“Man perceives in the world only what already lies within him;
but to perceive what lies within him man needs the world;
for this, however, activity and suffering are indispensable.”
– Hugo von Hofmannstal
As conditioned, social humans we are great for skirting around an issue. We can deflect conversations off lonesome highways and long, winding diversions, very skilfully. All to hide and divert attention from what’s really going on within us. We’d prefer to talk in stories, riddles and blame rather than just plainly admit a deep feeling of hurt, anxiety or fear.
What’s at work here is that we pull content to match the energy inside.
It’s not the content in the outside world that is the problem causing an issue inside; no the energy within pre-dated the content outside and actually created it.
For example, you are afraid of something in your world because you have a fear within. The content in the outside world is just an aid to point us back to that source energy causing it within.

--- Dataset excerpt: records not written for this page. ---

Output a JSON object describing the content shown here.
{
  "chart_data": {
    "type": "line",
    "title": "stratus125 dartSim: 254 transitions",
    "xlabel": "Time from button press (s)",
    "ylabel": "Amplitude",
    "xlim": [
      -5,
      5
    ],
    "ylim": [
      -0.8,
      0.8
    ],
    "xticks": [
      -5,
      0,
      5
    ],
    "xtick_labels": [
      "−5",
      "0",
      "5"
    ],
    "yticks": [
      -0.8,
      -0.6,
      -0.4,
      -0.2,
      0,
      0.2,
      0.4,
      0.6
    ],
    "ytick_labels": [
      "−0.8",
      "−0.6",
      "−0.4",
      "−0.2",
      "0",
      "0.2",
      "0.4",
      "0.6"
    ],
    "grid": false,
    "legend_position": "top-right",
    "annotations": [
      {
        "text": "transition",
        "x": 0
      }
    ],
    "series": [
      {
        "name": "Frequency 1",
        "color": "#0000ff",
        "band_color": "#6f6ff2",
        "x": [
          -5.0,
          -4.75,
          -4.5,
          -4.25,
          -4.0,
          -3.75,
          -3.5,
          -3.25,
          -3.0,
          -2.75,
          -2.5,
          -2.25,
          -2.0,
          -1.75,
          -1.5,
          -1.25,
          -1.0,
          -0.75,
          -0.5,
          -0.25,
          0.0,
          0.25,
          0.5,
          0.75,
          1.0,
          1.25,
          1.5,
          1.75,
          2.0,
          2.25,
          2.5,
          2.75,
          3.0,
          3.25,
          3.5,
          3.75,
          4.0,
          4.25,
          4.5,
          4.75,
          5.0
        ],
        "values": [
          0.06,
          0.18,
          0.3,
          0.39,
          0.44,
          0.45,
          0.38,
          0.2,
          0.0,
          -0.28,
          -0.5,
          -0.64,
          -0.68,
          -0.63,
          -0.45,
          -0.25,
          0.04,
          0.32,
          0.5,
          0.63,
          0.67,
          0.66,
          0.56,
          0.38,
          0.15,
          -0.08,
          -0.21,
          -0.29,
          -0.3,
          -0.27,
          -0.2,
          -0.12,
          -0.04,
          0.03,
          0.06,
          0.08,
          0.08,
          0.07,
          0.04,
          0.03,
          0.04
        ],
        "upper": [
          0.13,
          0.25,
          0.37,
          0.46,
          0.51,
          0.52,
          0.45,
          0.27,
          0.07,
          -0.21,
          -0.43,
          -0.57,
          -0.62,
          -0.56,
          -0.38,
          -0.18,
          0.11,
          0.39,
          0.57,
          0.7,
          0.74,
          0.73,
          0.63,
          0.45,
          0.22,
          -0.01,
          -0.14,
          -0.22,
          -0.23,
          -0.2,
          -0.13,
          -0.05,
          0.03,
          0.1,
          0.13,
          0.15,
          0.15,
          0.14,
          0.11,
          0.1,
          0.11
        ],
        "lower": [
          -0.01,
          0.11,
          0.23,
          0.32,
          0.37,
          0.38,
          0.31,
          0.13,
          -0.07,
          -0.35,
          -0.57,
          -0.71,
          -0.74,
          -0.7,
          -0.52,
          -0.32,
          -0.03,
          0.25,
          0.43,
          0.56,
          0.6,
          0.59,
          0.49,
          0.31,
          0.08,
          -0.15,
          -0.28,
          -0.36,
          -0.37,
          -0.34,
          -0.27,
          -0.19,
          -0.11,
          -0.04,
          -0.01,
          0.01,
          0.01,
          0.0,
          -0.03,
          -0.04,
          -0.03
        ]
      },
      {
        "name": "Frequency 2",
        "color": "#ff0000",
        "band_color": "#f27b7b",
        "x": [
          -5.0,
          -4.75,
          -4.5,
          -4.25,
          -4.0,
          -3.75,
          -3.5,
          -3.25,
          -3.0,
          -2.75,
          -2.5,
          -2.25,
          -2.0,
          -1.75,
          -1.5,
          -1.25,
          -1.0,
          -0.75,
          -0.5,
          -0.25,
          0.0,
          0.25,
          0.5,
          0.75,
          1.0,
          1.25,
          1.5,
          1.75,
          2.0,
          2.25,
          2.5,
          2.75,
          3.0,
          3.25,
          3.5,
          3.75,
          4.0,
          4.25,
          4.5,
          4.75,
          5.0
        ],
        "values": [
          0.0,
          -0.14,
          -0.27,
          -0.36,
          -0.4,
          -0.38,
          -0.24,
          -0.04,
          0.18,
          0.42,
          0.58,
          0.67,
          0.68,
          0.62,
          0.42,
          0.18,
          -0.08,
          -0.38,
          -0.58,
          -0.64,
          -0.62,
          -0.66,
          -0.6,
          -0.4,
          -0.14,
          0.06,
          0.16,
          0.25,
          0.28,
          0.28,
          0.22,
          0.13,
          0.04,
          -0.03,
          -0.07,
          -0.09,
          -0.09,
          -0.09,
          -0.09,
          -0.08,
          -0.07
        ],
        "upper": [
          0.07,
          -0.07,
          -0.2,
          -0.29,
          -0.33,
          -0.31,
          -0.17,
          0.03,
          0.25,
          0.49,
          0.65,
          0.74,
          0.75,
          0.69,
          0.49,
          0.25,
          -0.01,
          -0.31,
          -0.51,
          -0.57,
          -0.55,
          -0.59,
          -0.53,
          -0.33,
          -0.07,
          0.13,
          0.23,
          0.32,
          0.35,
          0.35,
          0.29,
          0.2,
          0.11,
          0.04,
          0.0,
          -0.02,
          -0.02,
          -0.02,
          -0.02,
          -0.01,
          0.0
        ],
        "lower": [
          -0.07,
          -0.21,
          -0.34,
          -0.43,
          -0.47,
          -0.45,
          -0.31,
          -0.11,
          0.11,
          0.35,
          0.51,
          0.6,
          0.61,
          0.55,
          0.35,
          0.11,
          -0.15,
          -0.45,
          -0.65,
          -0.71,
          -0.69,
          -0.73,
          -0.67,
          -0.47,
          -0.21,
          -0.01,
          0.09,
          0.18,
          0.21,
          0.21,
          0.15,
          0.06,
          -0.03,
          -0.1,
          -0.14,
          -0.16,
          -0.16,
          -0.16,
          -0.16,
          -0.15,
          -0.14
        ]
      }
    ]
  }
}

So your world is a graphic comic, a virtual reality version of your inner landscape. A printout of the internal programming. And how you treat your inner landscape is how your world treats you. I’ll say that again in another way, how you deal with energies that arise from within is how your outside “real world” treats you.
For example, I’ve met a lot of people who have a problem with what they call ‘being seen’. They feel invisible. If you want to be seen, you will need to begin to see. Start with seeing what is arising within, being present to it, not ignoring it or stuffing it back down. Acknowledge your inner world. This begins to give you a strength and a level of opening to acknowledge others in your outer world. If you want to be seen, you need to start seeing.
It all boils down to searing honesty with ourselves. That sort of honesty that burns. It burns us to admit to something so private, so close, so deeply held and secretive. So seemingly humiliating. The burning is the burning off of the layers of self image in the process. But we’re not necessarily being honest with another, oh that will come and be important at a later stage. Initially, though, the honesty needs to be just with ourselves alone. How many of us can even admit to ourselves some of our deepest, darkest reasons for withholding love, or withholding ourselves in some way? How many of us can admit to being secretly desperately needy for love, for validation, for admiration?
Fact is, we all have a vulnerable, empty centre. That’s who we are: openness, emptiness. Over the course of our lives, we just got more habituated to the feeling of having rather than this feeling of being. We created a fortress around this sense of self, to give us a landing pad away from the empty core. The ‘having habit’ began an accumulation of experiences and stories that then quickly began to define who we were, began to build our identity. Before we know it, the base has shifted from the empty core, who we are, to this apparently more solid base of identity, who we think we are. So we shifted out of our centre and built an increasingly sophisticated psychological arsenal to keep ourselves from ever having to experience the vulnerable, empty core.
We can spend our lives playing out in the periphery of the identity story based on this made-up self, or we could allow ourselves to collapse through all this armoury, through to that which we are at its centre.
Robert Frost describes this best with the lines:
“We dance round in a ring and suppose,
But the Secret sits in the middle and knows.”
So what’s really going on with you? Are you dancing a merry dance around an old story, or can you see how you’re just locking yourself out of life by perpetuating an avoidance mechanism of truly allowing yourself to burn in the truth of your Being?
Are you done being somebody, and do you dare to be Nobody?